The so-called derivative action allows a shareholder, in certain circumstances, to sue on behalf of the company in which he holds an interest. The equivalent for a body corporate of a sectional title scheme is contained in section 9 of the Sectional Titles Schemes Management Act.

When serving a writ upon an organ of the State, do consider the provisions of the State Liability Act: this involves, amongst other things, a holding period which, if ignored, could lead to the striking down of the attachment. The latest case in this is Department of Agriculture v Xulu and others. Ask me for a copy (courtesy of Mr Podbielski, a Durban practitioner as this had not been published the time of writing).
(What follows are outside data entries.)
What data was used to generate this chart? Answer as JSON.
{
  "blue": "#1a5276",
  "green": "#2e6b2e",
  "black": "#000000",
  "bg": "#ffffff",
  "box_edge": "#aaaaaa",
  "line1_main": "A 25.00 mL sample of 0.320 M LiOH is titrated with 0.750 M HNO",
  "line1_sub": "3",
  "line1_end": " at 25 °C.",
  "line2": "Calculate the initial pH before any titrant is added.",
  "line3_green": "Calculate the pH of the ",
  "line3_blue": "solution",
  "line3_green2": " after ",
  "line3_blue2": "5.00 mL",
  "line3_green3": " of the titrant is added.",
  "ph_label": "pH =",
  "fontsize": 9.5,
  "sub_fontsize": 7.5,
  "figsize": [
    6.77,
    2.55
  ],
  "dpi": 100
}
I confess to having mixed feelings about a judgement, delivered by the KZN High Court in Durban in January: the order declared that all marriages concluded out of community of property under section 22 (6) of the Black Administration Act, are deemed to be marriages in community of property. At the stroke of a pen, retrospectively, this purports to change ownership and other rights in existing marriages: is that fair (after all it is not only the rights of women in issue but also those of men whose existing rights are now being diluted)? Judge for yourself. Reference

Insurance law: does the contingent right of an insured to claim an indemnity prescribe? On the arcane side but still: Reference (courtesy of adv Crots)

In many old trust deeds, one finds provisions that a trustee might appoint another to exercise his discretions and powers or to appoint an alternate trustee. Avoid these. I hold an article on the liabilities of trustees and their fiduciary duties by Van der Spuy (a Master Tax Practitioner – I did not know what this meant but you can find a description at ( Reference ). Ask me for a copy.




Solitudinem faciunt, pacem appellant.

They create desolation and call it peace. Tacitus’ father-in-law on Roman rule.

Applied to the South African situation, we could well say of our politicians: they create desolation and call it freedom.




It has become fashionable for Eskom to self-flagellate and blame some of its woes on corruption. The ANC says that they will, in future, put qualified people at the helm of our affairs…(hello!)

So, a change of heart but no consequences for its policies of the past? Overseen by heard-no-evil, spoke-no-evil, saw-no-evil president Ramaphosa.